Thursday, April 29, 2010

History lesson

Martin Marty says it;
http://blog.al.com/birmingham-news-stories/2010/04/historian_martin_marty_says_sa.html

Historian Martin Marty, delivering a series of lectures at Samford University, said Tuesday that former Alaska Gov. Sarah Palin and others have oversimplified and misrepresented the religious beliefs of the nation's founding fathers.

Delegates to the Constitutional Convention did not want government to favor Christianity, he said.

"They did not set out to have a Christian nation," Marty said Tuesday at Reid Chapel in the first of several lectures sponsored by the Baptist Joint Committee. "It would have been very easy to set that out."

Marty will conclude the Shurden lecture series today at 10:30 a.m. in Hodges Chapel at the Beeson Divinity School at Samford.

He said Tuesday that George Washington, a churchgoing Episcopalian who never took communion, used at least 28 different terms for God in his writings. He made every effort to be inclusive and nonsectarian, referring to the deity with words such as Providence, Heaven and Benevolent One. "They were looking for a language that would enlarge the context," Marty said.
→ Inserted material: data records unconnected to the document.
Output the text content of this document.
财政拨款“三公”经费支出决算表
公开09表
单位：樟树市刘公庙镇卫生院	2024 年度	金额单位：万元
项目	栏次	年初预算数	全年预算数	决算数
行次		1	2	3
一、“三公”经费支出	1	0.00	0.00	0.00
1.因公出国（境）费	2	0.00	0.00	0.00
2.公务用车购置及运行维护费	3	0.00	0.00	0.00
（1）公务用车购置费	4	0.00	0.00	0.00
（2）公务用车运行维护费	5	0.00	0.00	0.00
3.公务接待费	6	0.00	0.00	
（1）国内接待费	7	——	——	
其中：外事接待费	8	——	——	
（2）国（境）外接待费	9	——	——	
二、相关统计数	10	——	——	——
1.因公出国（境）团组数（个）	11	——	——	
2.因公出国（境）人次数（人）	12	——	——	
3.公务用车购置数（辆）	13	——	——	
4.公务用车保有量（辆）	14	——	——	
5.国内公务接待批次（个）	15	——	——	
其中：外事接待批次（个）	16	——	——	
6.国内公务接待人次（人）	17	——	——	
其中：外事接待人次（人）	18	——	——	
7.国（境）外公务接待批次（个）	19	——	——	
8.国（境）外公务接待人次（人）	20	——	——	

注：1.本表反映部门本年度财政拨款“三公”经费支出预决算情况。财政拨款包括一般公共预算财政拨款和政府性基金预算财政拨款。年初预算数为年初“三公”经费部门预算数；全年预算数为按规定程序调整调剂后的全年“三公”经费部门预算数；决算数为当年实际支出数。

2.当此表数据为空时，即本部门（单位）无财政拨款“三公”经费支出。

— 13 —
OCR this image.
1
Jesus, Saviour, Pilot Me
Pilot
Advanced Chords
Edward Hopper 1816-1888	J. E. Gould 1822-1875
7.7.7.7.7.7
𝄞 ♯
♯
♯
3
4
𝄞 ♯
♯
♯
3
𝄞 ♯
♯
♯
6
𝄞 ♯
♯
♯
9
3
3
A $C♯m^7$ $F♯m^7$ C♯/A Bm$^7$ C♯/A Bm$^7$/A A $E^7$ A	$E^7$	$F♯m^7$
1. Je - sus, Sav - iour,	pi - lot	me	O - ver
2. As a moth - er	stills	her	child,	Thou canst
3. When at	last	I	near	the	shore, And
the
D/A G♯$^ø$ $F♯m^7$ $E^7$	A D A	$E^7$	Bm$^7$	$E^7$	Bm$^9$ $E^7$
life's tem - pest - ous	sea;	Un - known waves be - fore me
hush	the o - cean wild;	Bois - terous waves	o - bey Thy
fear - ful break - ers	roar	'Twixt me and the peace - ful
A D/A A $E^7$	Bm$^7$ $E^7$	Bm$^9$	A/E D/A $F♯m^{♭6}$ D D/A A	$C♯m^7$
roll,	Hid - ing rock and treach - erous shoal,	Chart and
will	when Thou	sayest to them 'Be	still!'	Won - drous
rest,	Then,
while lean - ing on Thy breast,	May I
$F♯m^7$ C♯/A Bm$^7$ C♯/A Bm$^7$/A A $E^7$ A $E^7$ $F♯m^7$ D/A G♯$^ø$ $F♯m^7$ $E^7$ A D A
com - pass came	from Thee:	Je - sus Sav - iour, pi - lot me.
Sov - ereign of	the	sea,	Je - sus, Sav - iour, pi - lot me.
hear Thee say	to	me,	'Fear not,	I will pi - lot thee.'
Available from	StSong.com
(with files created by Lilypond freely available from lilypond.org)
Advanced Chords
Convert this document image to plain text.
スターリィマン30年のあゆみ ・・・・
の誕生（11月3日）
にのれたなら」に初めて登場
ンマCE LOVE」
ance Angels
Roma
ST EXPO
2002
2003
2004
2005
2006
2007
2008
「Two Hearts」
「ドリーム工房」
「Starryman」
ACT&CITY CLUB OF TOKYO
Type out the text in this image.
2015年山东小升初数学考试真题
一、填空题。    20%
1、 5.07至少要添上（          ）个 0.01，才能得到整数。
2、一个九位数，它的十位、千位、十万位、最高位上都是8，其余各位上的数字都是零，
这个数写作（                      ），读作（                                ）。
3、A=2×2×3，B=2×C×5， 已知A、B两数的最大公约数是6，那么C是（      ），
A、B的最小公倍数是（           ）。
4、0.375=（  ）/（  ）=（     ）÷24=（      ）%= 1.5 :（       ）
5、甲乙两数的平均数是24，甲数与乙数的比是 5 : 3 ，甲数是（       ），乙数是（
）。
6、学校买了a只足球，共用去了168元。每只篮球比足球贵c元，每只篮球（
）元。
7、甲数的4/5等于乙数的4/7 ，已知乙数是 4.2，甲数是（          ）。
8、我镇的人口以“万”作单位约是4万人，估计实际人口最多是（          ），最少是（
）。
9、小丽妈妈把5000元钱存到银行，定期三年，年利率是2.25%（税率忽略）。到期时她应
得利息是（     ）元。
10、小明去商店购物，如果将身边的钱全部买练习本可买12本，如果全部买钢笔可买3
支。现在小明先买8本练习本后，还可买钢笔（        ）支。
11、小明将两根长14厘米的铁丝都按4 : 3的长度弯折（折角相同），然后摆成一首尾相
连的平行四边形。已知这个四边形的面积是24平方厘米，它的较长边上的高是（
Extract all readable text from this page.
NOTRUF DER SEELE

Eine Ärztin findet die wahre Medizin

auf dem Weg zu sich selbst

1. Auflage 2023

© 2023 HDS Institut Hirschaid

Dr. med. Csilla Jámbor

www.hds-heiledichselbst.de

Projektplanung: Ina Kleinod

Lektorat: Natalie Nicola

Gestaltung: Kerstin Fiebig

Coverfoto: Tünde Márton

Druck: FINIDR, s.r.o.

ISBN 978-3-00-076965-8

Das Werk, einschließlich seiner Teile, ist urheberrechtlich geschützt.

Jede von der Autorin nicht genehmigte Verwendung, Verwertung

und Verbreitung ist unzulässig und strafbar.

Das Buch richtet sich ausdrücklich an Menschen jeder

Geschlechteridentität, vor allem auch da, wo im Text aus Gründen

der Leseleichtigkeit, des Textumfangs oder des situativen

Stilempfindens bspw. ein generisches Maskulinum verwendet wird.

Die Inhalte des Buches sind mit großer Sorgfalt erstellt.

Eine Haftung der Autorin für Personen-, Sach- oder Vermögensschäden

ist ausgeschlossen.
Nine of the 13 colonies had established churches, either Anglican or Congregationalist, and the founders wanted to avoid establishing religion for the nation while being tolerant of differing religious beliefs, Marty said.

Marty, author of "Righteous Empire: The Protestant Experience in America" and numerous other books, said in an interview that the founders have been distorted for political purposes.

"It's not honest," Marty said. "They say pluralism is our problem. Pluralism is our common story."

Clearly, the founders touted a virtuous citizenry and believed religion helped serve that purpose, he said.

"They cared about virtue, and they believed religion was backing that," Marty said.

But they also feared the tyranny of a government-backed clergy class, he said. Religion in America has thrived precisely because it was not backed or funded by government, he said.

U.S. religious expression has relied on the power of persuasion and evangelism, unlike in Europe, where state churches relied on funding from government to survive. The state churches of Europe declined and are moribund because they do not appeal to or serve the public well, Marty said.

"It's harmful for churches and other religious institutions to be privileged," he told Samford students. "We're much better off with protection and freedom."